The hard task before parents is to save their children from the snare of passive luxury. Perhaps, remembering our toilsome youth, we seek to shield them. It is a serious unkindness. It is a wrong to our world. The religious mind is the one that takes life in terms of service, sees the days as doors to ways of usefulness, girds itself with the towel, and finds honor in bending to do the little things for the least of men. Vain is all family worship, all prayer and praise and catechism, unless we train the feet to walk this way so that they may visit the imprisoned, clothe the naked, comfort the sad, and cheer the broken in heart. The family may make this the normal way to live.

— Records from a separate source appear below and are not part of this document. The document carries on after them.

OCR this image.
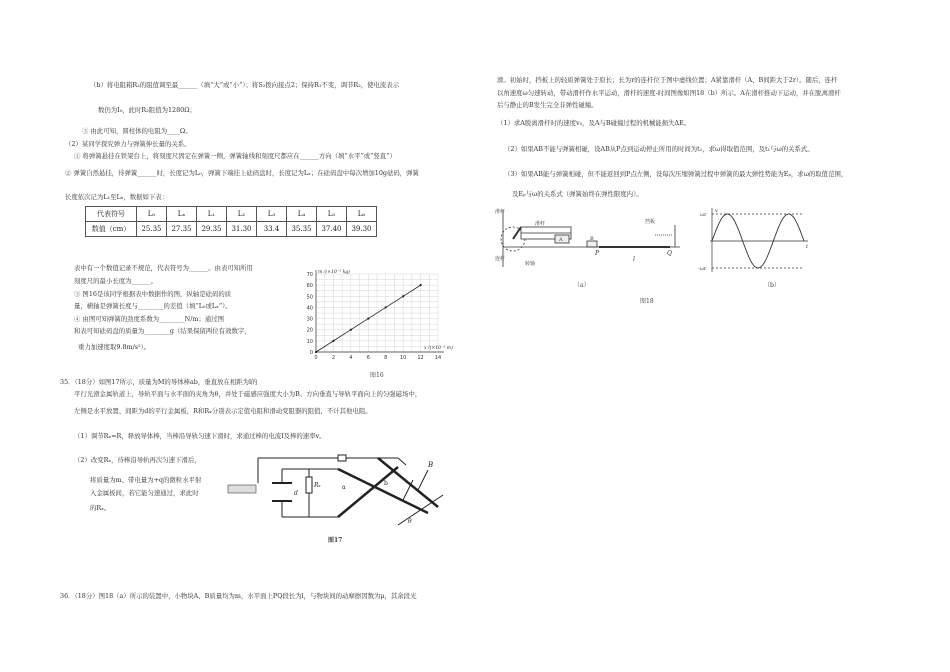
（b）将电阻箱R₂的阻值调至最______（填“大”或“小”）；将S₂拨向接点2；保持R₁不变，调节R₂，使电流表示
数仍为I₀，此时R₂阻值为1280Ω；
③ 由此可知，圆柱体的电阻为____Ω。
（2）某同学探究弹力与弹簧伸长量的关系。
① 将弹簧悬挂在铁架台上，将刻度尺固定在弹簧一侧，弹簧轴线和刻度尺都应在______方向（填“水平”或“竖直”）
② 弹簧自然悬挂，待弹簧______时，长度记为L₀，弹簧下端挂上砝码盘时，长度记为Lₓ；在砝码盘中每次增加10g砝码，弹簧
长度依次记为L₁至L₆，数据如下表：
代表符号	L₀	Lₓ	L₁	L₂	L₃	L₄	L₅	L₆
数值（cm）	25.35	27.35	29.35	31.30	33.4	35.35	37.40	39.30
表中有一个数值记录不规范，代表符号为______。由表可知所用
刻度尺的最小长度为______。
③ 图16是该同学根据表中数据作的图，纵轴是砝码的质
量，横轴是弹簧长度与________的差值（填“L₀或Lₓ”）。
④ 由图可知弹簧的劲度系数为________N/m；通过图
和表可知砝码盘的质量为________g（结果保留两位有效数字，
重力加速度取9.8m/s²）。
0
10
20
30
40
50
60
70
0	2	4	6	8	10 12 14
m /(×10⁻³ kg)
x /(×10⁻² m)
图16
35．（18分）如图17所示，质量为M的导体棒ab，垂直放在相距为l的
平行光滑金属轨道上，导轨平面与水平面的夹角为θ，并处于磁感应强度大小为B、方向垂直与导轨平面向上的匀强磁场中，
左侧是水平放置、间距为d的平行金属板，R和Rₓ分别表示定值电阻和滑动变阻器的阻值，不计其他电阻。
（1）调节Rₓ=R，释放导体棒，当棒沿导轨匀速下滑时，求通过棒的电流I及棒的速率v。
（2）改变Rₓ，待棒沿导轨再次匀速下滑后，
将质量为m、带电量为+q的微粒水平射
入金属板间，若它能匀速通过，求此时
的Rₓ。
a
b
B
θ
d
Rₓ
图17
36．（18分）图18（a）所示的装置中，小物块A、B质量均为m，水平面上PQ段长为l，与物块间的动摩擦因数为μ，其余段光
滑。初始时，挡板上的轻质弹簧处于原长；长为r的连杆位于图中虚线位置；A紧靠滑杆（A、B间距大于2r）。随后，连杆
以角速度ω匀速转动，带动滑杆作水平运动，滑杆的速度-时间图像如图18（b）所示。A在滑杆推动下运动，并在脱离滑杆
后与静止的B发生完全非弹性碰撞。
（1）求A脱离滑杆时的速度v₀，及A与B碰撞过程的机械能损失ΔE。
（2）如果AB不能与弹簧相碰，设AB从P点到运动停止所用的时间为t₁，求ω得取值范围，及t₁与ω的关系式。
（3）如果AB能与弹簧相碰，但不能返回到P点左侧，设每次压缩弹簧过程中弹簧的最大弹性势能为Eₚ，求ω的取值范围，
及Eₚ与ω的关系式（弹簧始终在弹性限度内）。
滑杆
滑杆
连杆
转轴
A	B
P	Q
l
挡板
（a）
ωr
-ωr
v
t
（b）
图18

If the family would train boys and girls who shall be true followers of the great Servant, it must stand among men as a servant, it must see itself as set in the community to serve, and by habits of service and helpfulness, by its whole social tone, it must quicken in its own people the sense of social obligation and a realization of the delight in self-giving. A home that is selfish in relation to other homes, in relation to its community, can have no other than selfish, antisocial, and therefore irreligious children. The first step in the welfare of a child is to see that the home which constitutes his personal atmosphere is steeped in the spirit of good-will toward men.
The whole attitude of life is determined by the thought-atmosphere of the family. The greedy family makes the grafting citizen. The grasping home makes the pugnacious disturber of the public peace. Greater than the question whether you are a good citizen in your relation to the ballot box is the one whether you are a cultivator of good citizenship in your home. No amount of Sunday-school teaching on the Beatitudes or week-day teaching on civics is going to overcome the down-drag of envious, antisocial thought and feeling and conversation in the home. Home action and attitude count for more than all besides.
It is equally true that no other influence can offset the salutary power of a truly social home, that the easiest, most natural, and effective method of teaching social duty and unselfishness is to do our whole social duty unselfishly.
Sec. 5. FAMILY TRAINING FOR SOCIAL LIVING
The supreme test of the religious life here is ability to live among men as brothers and to cause the conditions of the divine family to be realized on earth. If we can realize that the purpose of Jesus was to bring men into the family of God, that the aim of all religious endeavor is the family character in men and women and the conditions of that family in all society, we must surely appreciate the possibility of the human family as a training school for this larger family of humanity.
The infant approaches social living by the pathway of the society of the family. We all go out into life through widening circles, first the mother’s arms, then the family, the neighborhood, the city, the state, the nation, the world-life. Each circle prepares for the next. The family is the child’s social order; its life is his training for the larger life of nation and human brotherhood.